Résumé non technique d'un projet d'expérimentation animale publié sur ALURES le 16/03/2026
("EC NTS/RA identifier" : NTS-FR-451082)
Objectifs et bénéfices escomptés du projet
Décrire les objectifs du projet.
L’adénocarcinome pancréatique (PDAC) est l’un des cancers les plus agressifs, présentant un très mauvais pronostic et étant prévu pour devenir la deuxième cause principale de décès liés au cancer dans la prochaine décennie. L’échec des traitements standards ou des études cliniques récentes à guérir la majorité́ des patients est dû (i) à un diagnostic tardif, (ii) à l’hétérogénéité de la tumeur et (iii) à la présence d’un micro-environnement riche et dense. Notre équipe cherche de nouvelles stratégies thérapeutiques pour contourner cette résistance aux traitements notamment en ciblant les cellules du mico-environnement.
Quels sont les bénéfices susceptibles de découler de ce projet?
Nous espérons obtenir une inhibition totale du développement tumoral en associant la chimiothérapie déjà utilisée en clinique avec un organisme unicellulaire qui sécrétera une ou plusieurs molécules immunothérapeutiques d’intérêt contre le carcinome pancréatique. Ceci laisse envisager une nouvelle issue thérapeutique pour les patients.
Nuisances prévues
À quelles procédures les animaux seront-ils soumis en règle générale?
Tous les animaux serons soumis à une procédure chirurgicale, afin d’implanter des cellules tumorales, d’environ 10 minutes par animal. Les traitements se déroulent sur 4 semaines à raison de deux injections dans l’abdomen par semaine (d’une durée d’une trentaine de secondes environ).
Quels sont les effets/effets indésirables prévus sur les animaux et la durée de ces effets?
La manipulation des animaux peut générer du stress et de l’inconfort. Effets indésirables directs : – douleur associée à une injection dans l’abdomen lors des traitements ou associé à la chirurgie lors de l’implantation de cellules en intra-pancréatique. Effets indésirables indirects, conséquence des produits injectés : – croissance tumorale – perte de poids. Les nuisances qui pourront être engendrées par la croissance tumorale chez ces animaux seront parfaitement surveillées et maîtrisées afin de limiter toute souffrance animale. Concernant les traitements, de nombreuses études ayant déjà été élaborées, les doses administrées aux animaux sont maîtrisées et de ce fait aucun effet indésirable dû au traitement est attendu.
Justifier le sort prévu des animaux à l’issue de la procédure.
A la fin de chaque procédure les animaux seront euthanasiés afin de réaliser des prélèvements terminaux.

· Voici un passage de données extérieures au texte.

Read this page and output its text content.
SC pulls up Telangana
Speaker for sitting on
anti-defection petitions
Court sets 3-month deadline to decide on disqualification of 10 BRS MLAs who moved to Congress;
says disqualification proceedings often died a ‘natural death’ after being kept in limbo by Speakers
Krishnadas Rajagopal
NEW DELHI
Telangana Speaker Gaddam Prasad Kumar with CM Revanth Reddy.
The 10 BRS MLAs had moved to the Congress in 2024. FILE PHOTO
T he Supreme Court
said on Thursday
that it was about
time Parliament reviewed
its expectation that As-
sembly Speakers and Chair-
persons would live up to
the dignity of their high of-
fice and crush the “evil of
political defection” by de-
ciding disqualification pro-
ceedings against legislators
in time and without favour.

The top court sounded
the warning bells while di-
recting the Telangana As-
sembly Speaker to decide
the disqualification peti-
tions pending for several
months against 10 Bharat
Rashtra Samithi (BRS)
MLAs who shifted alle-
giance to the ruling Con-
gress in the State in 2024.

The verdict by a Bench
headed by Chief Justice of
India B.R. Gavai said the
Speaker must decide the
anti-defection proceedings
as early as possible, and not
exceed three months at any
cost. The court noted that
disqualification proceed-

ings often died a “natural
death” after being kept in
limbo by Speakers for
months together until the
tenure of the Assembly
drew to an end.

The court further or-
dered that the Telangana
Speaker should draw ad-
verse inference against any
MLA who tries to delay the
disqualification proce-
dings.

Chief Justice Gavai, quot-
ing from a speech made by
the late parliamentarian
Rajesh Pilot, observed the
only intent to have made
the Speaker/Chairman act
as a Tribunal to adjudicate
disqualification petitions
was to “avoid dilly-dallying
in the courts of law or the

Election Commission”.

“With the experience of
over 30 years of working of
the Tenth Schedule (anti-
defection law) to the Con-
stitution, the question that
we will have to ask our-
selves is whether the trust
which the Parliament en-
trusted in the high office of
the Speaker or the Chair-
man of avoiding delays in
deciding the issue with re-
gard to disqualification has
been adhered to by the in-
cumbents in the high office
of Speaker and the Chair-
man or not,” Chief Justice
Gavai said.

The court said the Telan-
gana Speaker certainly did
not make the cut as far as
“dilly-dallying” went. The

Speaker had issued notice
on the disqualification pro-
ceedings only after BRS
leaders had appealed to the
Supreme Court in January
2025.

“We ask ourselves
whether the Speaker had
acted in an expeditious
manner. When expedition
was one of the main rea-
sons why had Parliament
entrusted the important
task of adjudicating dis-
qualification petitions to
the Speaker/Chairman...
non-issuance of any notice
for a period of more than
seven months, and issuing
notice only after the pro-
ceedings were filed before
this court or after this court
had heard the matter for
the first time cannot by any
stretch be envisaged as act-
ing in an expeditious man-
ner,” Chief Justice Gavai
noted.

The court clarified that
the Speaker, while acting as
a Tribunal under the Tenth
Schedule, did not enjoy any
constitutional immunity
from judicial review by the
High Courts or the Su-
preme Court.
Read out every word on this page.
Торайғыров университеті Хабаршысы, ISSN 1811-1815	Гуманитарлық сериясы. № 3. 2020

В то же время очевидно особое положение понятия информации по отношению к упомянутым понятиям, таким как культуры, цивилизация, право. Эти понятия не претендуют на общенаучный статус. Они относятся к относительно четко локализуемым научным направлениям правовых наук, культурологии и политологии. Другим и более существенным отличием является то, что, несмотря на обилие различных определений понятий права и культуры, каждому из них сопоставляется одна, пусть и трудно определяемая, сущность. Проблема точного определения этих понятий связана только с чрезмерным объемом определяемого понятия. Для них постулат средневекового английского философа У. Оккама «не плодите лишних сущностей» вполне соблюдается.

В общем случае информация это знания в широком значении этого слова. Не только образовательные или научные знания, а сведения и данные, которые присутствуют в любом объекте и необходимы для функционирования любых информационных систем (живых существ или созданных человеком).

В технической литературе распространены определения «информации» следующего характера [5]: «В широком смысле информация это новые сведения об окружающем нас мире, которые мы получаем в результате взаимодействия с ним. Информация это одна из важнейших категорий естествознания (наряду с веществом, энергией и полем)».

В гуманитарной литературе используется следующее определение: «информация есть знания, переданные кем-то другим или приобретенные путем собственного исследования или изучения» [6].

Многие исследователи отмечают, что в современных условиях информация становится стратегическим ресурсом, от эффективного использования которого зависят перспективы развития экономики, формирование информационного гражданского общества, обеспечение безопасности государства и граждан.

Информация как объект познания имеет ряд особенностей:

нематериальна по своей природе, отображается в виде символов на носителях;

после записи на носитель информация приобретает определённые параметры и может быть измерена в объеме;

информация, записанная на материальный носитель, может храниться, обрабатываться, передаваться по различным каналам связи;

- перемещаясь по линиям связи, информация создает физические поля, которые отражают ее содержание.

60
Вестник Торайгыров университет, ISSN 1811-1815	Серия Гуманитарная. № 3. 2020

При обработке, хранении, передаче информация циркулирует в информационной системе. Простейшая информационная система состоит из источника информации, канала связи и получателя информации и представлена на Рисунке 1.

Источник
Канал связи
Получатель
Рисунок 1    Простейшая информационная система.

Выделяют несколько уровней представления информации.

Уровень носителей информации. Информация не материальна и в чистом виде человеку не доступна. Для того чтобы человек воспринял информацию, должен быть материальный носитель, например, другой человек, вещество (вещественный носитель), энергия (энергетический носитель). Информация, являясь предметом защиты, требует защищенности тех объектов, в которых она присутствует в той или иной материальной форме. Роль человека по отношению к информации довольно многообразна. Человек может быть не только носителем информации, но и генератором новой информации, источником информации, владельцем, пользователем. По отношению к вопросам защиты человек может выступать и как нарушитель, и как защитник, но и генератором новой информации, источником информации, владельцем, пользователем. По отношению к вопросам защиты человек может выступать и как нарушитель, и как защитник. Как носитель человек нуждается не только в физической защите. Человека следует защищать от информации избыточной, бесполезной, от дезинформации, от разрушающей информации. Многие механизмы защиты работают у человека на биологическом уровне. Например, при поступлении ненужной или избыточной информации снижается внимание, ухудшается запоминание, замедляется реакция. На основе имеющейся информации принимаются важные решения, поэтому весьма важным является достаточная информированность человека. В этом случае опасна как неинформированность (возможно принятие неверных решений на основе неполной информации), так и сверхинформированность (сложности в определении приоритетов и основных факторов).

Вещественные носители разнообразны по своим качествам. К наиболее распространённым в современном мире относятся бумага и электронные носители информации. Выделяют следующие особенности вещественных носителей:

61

Application de la règle des "3R"
1. Remplacement
Toutes les alternatives sans recours aux animaux comme les modèles 2D, les modèles 3D ou organoïdes ont été explorés. L’utilisation de ces derniers reste très complexe et limitée en termes de données obtenues (car ne reproduisent pas encore totalement la complexité de la tumeur). La suite du travail nécessite maintenant d’utiliser un modèle vivant.
2. Réduction
Le nombre d’animaux sera réduit au maximum tout en conservant une puissance statistique suffisante pour le traitement du résultat. L’analyse statistique sera réalisée en collaboration avec une unité de biométrie. Les différentes analyses statistiques seront réalisées à l’aide d’un logiciel. D’après nos expériences précédentes et la littérature, la variabilité de prise de greffe nécessite des groupes de 10 animaux.
3. Raffinement
La première mesure prise afin de limiter le stress chez nos animaux est une semaine de stabulation à leur arrivée sur la plateforme. Ceci afin de les habituer à leurs nouvelles conditions d’hébergement (5 souris par cage de 484 cm2, le milieu est enrichi à l’aide de litière mélangée à des copeaux, ainsi que de briques de peuplier et dôme en plastique opaque). Les animaux sont hébergées en portoir ventilé et l’équipe gérant la zone surveilleront quotidiennement les animaux. Une grille de scoring ayant été établi, tous les soins nécessaires pour apaiser le stress ou la douleur seront mis en place, jusqu’à l’euthanasie si besoin.
Expliquer le choix des espèces et les stades de développement y afférents.
Le modèle d’implantation/développement de tumeur est déjà établi et maîtrisé chez la souris qui est un modèle adapté à la greffe de cellules tumorales syngéniques. De plus, tous les outils immunologiques sont disponibles pour étudier la réponse immunitaire chez la souris. Age 6-7 semaines, âge ou l’on observe une forte incidence de prise de greffe et une forte homogénéité.